Eugene Wilson, 82, digging out his car on Sunday in Washington. Forecasters predict at least 5 more inches of snow on Tuesday.


As the mid-Atlantic tried to dig itself out of a record-setting blizzard, a second weather system lumbered toward it, promising to dump more snow this week.



Federal workers in Washington, with the exception of emergency employees, were asked to stay home Monday. Students in some schools in the nation's capital also got a snow day.

Many residents who spent the weekend gleefully making snowmen and hurling snowballs grumbled as they painfully shoveled hip-high snow from driveways Sunday.

"The streets are pretty well covered," Kingsley Barrito said about his subdivision in Gaithersburg, Maryland.

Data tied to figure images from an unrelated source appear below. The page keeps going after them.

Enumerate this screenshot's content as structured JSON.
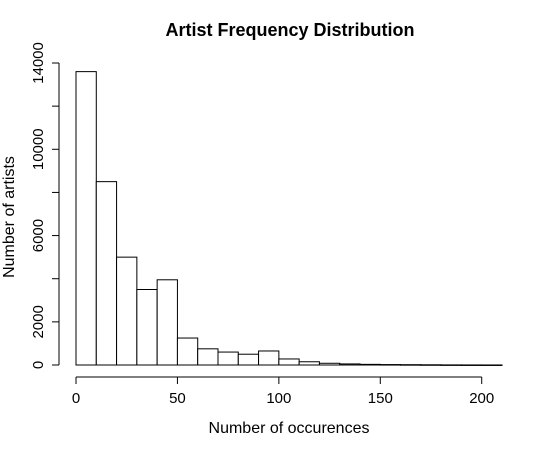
{
  "chart_data": {
    "type": "bar",
    "title": "Artist Frequency Distribution",
    "xlabel": "Number of occurences",
    "ylabel": "Number of artists",
    "xlim": [
      0,
      210
    ],
    "ylim": [
      0,
      14000
    ],
    "x_ticks": [
      0,
      50,
      100,
      150,
      200
    ],
    "y_ticks": [
      0,
      2000,
      6000,
      10000,
      14000
    ],
    "bin_edges": [
      0,
      10,
      20,
      30,
      40,
      50,
      60,
      70,
      80,
      90,
      100,
      110,
      120,
      130,
      140,
      150,
      160,
      170,
      180,
      190,
      200,
      210
    ],
    "values": [
      13600,
      8500,
      5000,
      3500,
      3950,
      1250,
      750,
      600,
      500,
      650,
      280,
      150,
      80,
      50,
      30,
      20,
      15,
      10,
      5,
      3,
      2
    ],
    "grid": false,
    "legend": "none"
  }
}
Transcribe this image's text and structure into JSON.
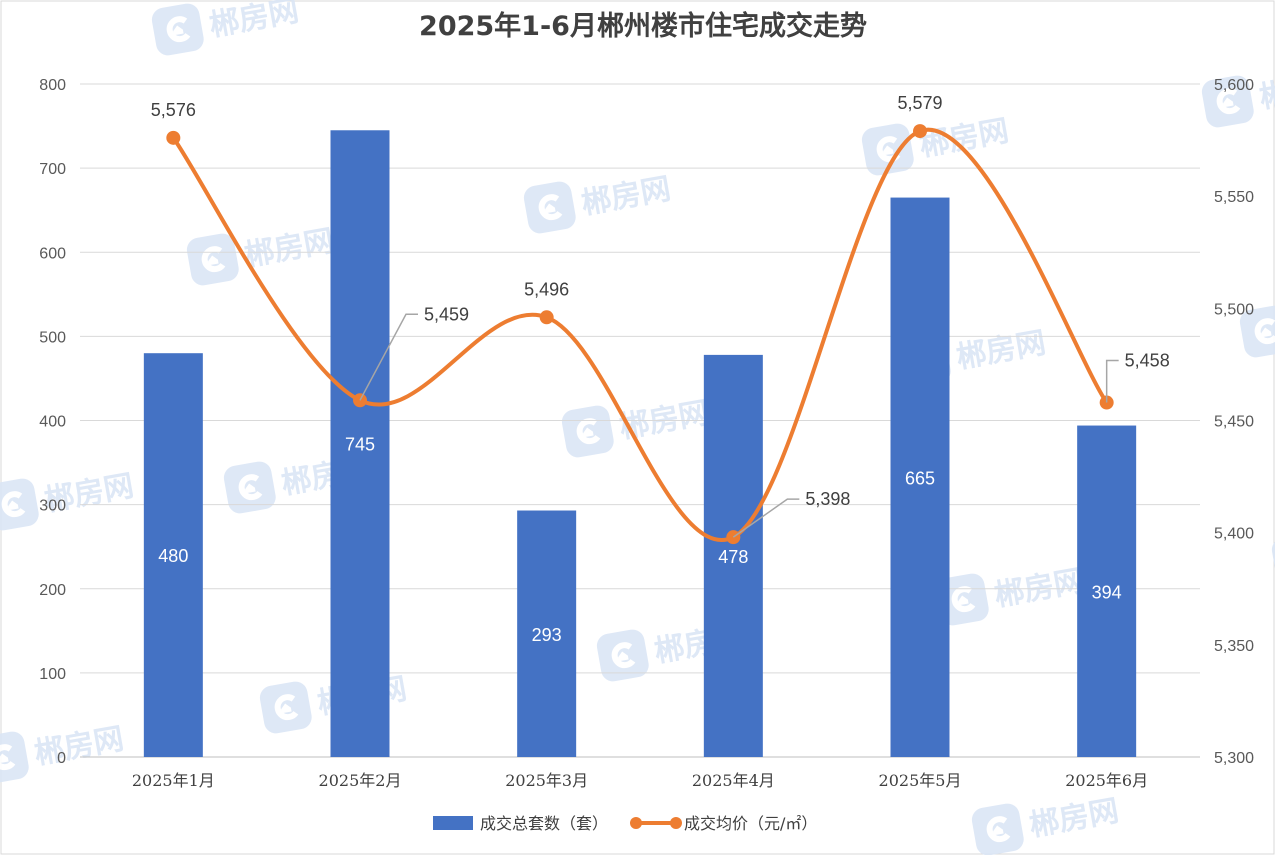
{
  "watermark": {
    "text": "郴房网"
  },
  "chart_data": {
    "type": "bar",
    "title": "2025年1-6月郴州楼市住宅成交走势",
    "categories": [
      "2025年1月",
      "2025年2月",
      "2025年3月",
      "2025年4月",
      "2025年5月",
      "2025年6月"
    ],
    "series": [
      {
        "name": "成交总套数（套）",
        "type": "bar",
        "axis": "left",
        "color": "#4472c4",
        "values": [
          480,
          745,
          293,
          478,
          665,
          394
        ],
        "labels": [
          "480",
          "745",
          "293",
          "478",
          "665",
          "394"
        ]
      },
      {
        "name": "成交均价（元/㎡）",
        "type": "line",
        "smooth": true,
        "axis": "right",
        "color": "#ed7d31",
        "values": [
          5576,
          5459,
          5496,
          5398,
          5579,
          5458
        ],
        "labels": [
          "5,576",
          "5,459",
          "5,496",
          "5,398",
          "5,579",
          "5,458"
        ]
      }
    ],
    "y_left": {
      "min": 0,
      "max": 800,
      "ticks": [
        "0",
        "100",
        "200",
        "300",
        "400",
        "500",
        "600",
        "700",
        "800"
      ]
    },
    "y_right": {
      "min": 5300,
      "max": 5600,
      "ticks": [
        "5,300",
        "5,350",
        "5,400",
        "5,450",
        "5,500",
        "5,550",
        "5,600"
      ]
    },
    "grid": true,
    "legend_position": "bottom"
  }
}
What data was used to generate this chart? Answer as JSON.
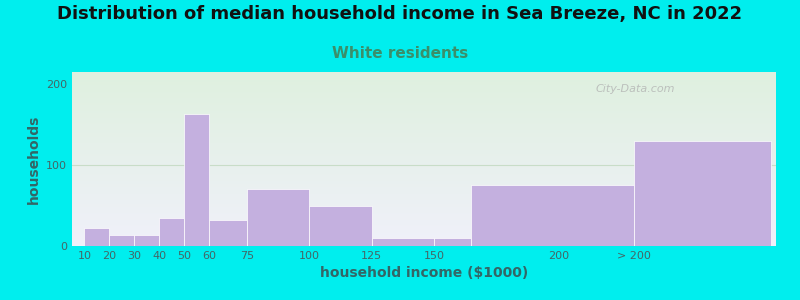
{
  "title": "Distribution of median household income in Sea Breeze, NC in 2022",
  "subtitle": "White residents",
  "xlabel": "household income ($1000)",
  "ylabel": "households",
  "title_fontsize": 13,
  "subtitle_fontsize": 11,
  "subtitle_color": "#3a8f6a",
  "bar_color": "#c4b0df",
  "bar_edgecolor": "#ffffff",
  "bg_color": "#00eeee",
  "plot_bg_top": "#dff0df",
  "plot_bg_bottom": "#f0f0fa",
  "values": [
    22,
    14,
    14,
    35,
    163,
    32,
    70,
    50,
    10,
    10,
    75,
    130
  ],
  "x_lefts": [
    10,
    20,
    30,
    40,
    50,
    60,
    75,
    100,
    125,
    150,
    165,
    230
  ],
  "x_widths": [
    10,
    10,
    10,
    10,
    10,
    15,
    25,
    25,
    25,
    15,
    65,
    55
  ],
  "xtick_positions": [
    10,
    20,
    30,
    40,
    50,
    60,
    75,
    100,
    125,
    150,
    200,
    230
  ],
  "xtick_labels": [
    "10",
    "20",
    "30",
    "40",
    "50",
    "60",
    "75",
    "100",
    "125",
    "150",
    "200",
    "> 200"
  ],
  "yticks": [
    0,
    100,
    200
  ],
  "ylim": [
    0,
    215
  ],
  "xlim": [
    5,
    287
  ],
  "watermark": "City-Data.com",
  "gridline_y": 100,
  "gridline_color": "#c8ddc8",
  "tick_color": "#446666",
  "label_color": "#336666"
}
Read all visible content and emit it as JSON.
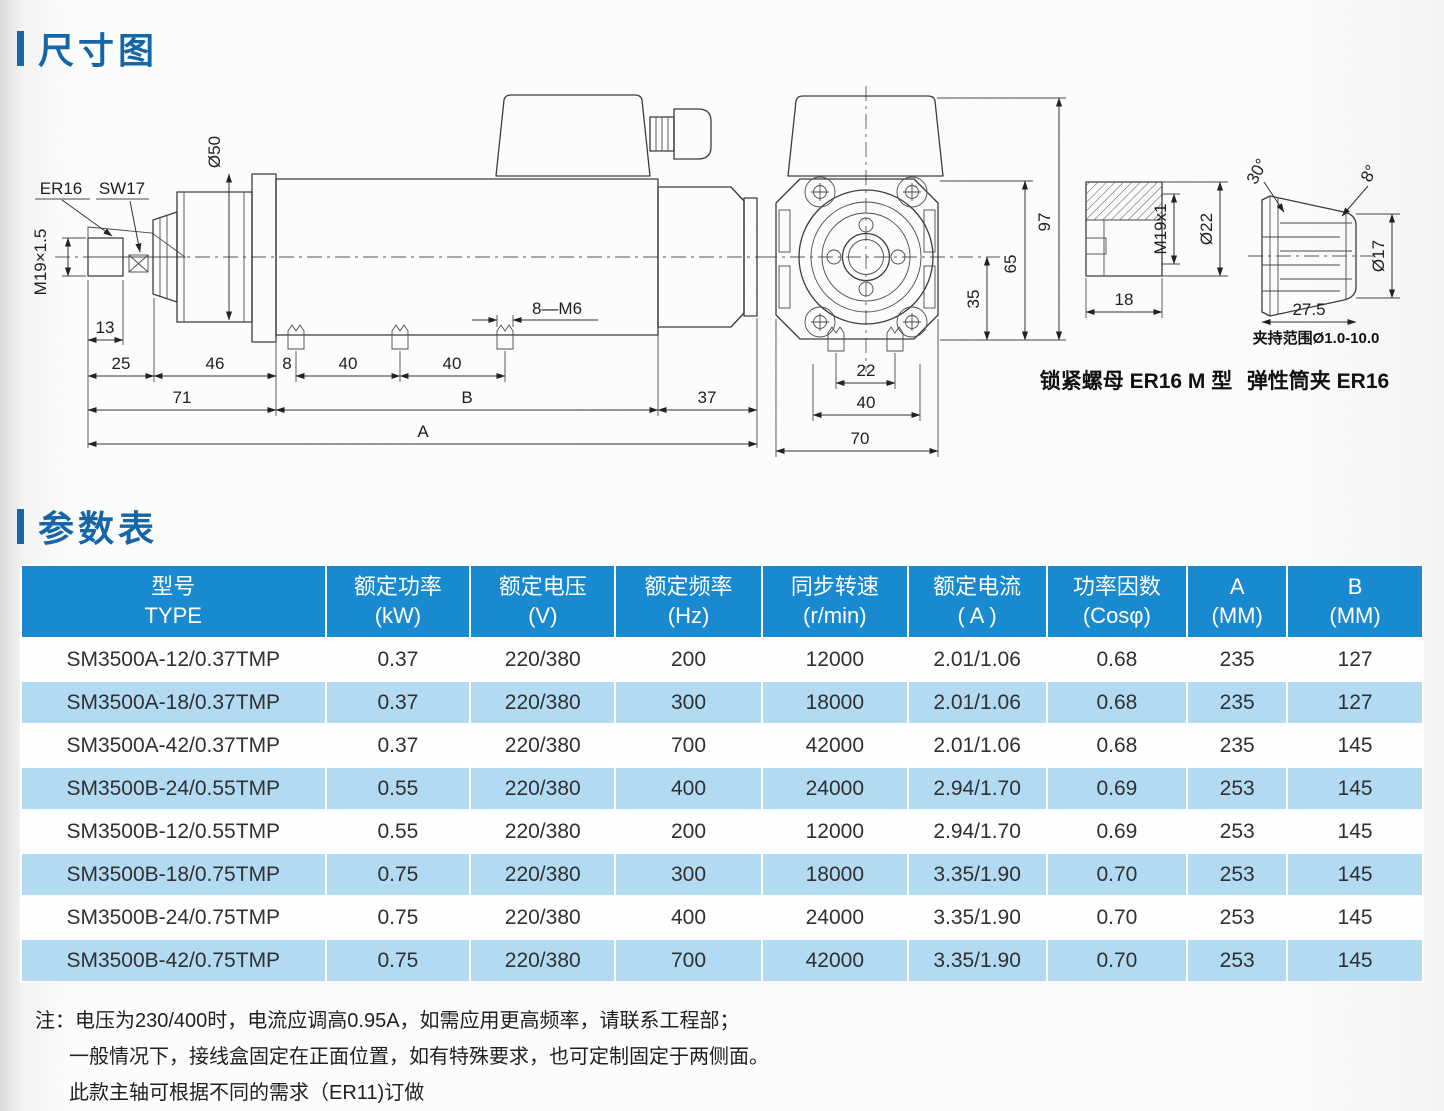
{
  "page": {
    "section1_title": "尺寸图",
    "section2_title": "参数表"
  },
  "colors": {
    "accent": "#1565a9",
    "table_header_bg": "#1a8ad0",
    "table_row_alt": "#b2daf2"
  },
  "drawing": {
    "side": {
      "er16": "ER16",
      "sw17": "SW17",
      "m19": "M19×1.5",
      "d50": "Ø50",
      "m6": "8—M6",
      "d13": "13",
      "d25": "25",
      "d46": "46",
      "d8": "8",
      "d40a": "40",
      "d40b": "40",
      "d71": "71",
      "dB": "B",
      "d37": "37",
      "dA": "A"
    },
    "front": {
      "d97": "97",
      "d65": "65",
      "d35": "35",
      "d22": "22",
      "d40": "40",
      "d70": "70"
    },
    "nut": {
      "m19x1": "M19x1",
      "d22": "Ø22",
      "d18": "18",
      "caption": "锁紧螺母 ER16 M 型"
    },
    "collet": {
      "a30": "30°",
      "a8": "8°",
      "d17": "Ø17",
      "d275": "27.5",
      "range": "夹持范围Ø1.0-10.0",
      "caption": "弹性筒夹 ER16"
    }
  },
  "table": {
    "headers": [
      {
        "l1": "型号",
        "l2": "TYPE"
      },
      {
        "l1": "额定功率",
        "l2": "(kW)"
      },
      {
        "l1": "额定电压",
        "l2": "(V)"
      },
      {
        "l1": "额定频率",
        "l2": "(Hz)"
      },
      {
        "l1": "同步转速",
        "l2": "(r/min)"
      },
      {
        "l1": "额定电流",
        "l2": "( A )"
      },
      {
        "l1": "功率因数",
        "l2": "(Cosφ)"
      },
      {
        "l1": "A",
        "l2": "(MM)"
      },
      {
        "l1": "B",
        "l2": "(MM)"
      }
    ],
    "rows": [
      [
        "SM3500A-12/0.37TMP",
        "0.37",
        "220/380",
        "200",
        "12000",
        "2.01/1.06",
        "0.68",
        "235",
        "127"
      ],
      [
        "SM3500A-18/0.37TMP",
        "0.37",
        "220/380",
        "300",
        "18000",
        "2.01/1.06",
        "0.68",
        "235",
        "127"
      ],
      [
        "SM3500A-42/0.37TMP",
        "0.37",
        "220/380",
        "700",
        "42000",
        "2.01/1.06",
        "0.68",
        "235",
        "145"
      ],
      [
        "SM3500B-24/0.55TMP",
        "0.55",
        "220/380",
        "400",
        "24000",
        "2.94/1.70",
        "0.69",
        "253",
        "145"
      ],
      [
        "SM3500B-12/0.55TMP",
        "0.55",
        "220/380",
        "200",
        "12000",
        "2.94/1.70",
        "0.69",
        "253",
        "145"
      ],
      [
        "SM3500B-18/0.75TMP",
        "0.75",
        "220/380",
        "300",
        "18000",
        "3.35/1.90",
        "0.70",
        "253",
        "145"
      ],
      [
        "SM3500B-24/0.75TMP",
        "0.75",
        "220/380",
        "400",
        "24000",
        "3.35/1.90",
        "0.70",
        "253",
        "145"
      ],
      [
        "SM3500B-42/0.75TMP",
        "0.75",
        "220/380",
        "700",
        "42000",
        "3.35/1.90",
        "0.70",
        "253",
        "145"
      ]
    ]
  },
  "notes": {
    "lines": [
      "注：电压为230/400时，电流应调高0.95A，如需应用更高频率，请联系工程部；",
      "一般情况下，接线盒固定在正面位置，如有特殊要求，也可定制固定于两侧面。",
      "此款主轴可根据不同的需求（ER11)订做"
    ]
  }
}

"No cars coming in or out of here. Hopefully everyone in the community has enough supplies to last them for a little while, because it doesn't look like we're going anywhere anytime soon," Barrito said Sunday in a post he submitted to iReport, a CNN Web site that allows people to submit posts, pictures and videos.

Crews worked around the clock to clear roads and repair power lines, warning that it might take days to restore electricity to some customers from Pennsylvania to Virginia.

A record 32.4 inches of snow fell on Washington's Dulles International Airport over two days, breaking a January 7-8, 1996, record of 23.2 inches.

The airport reopened to limited service Sunday, but asked travelers not to arrive at the airport without confirmed flights.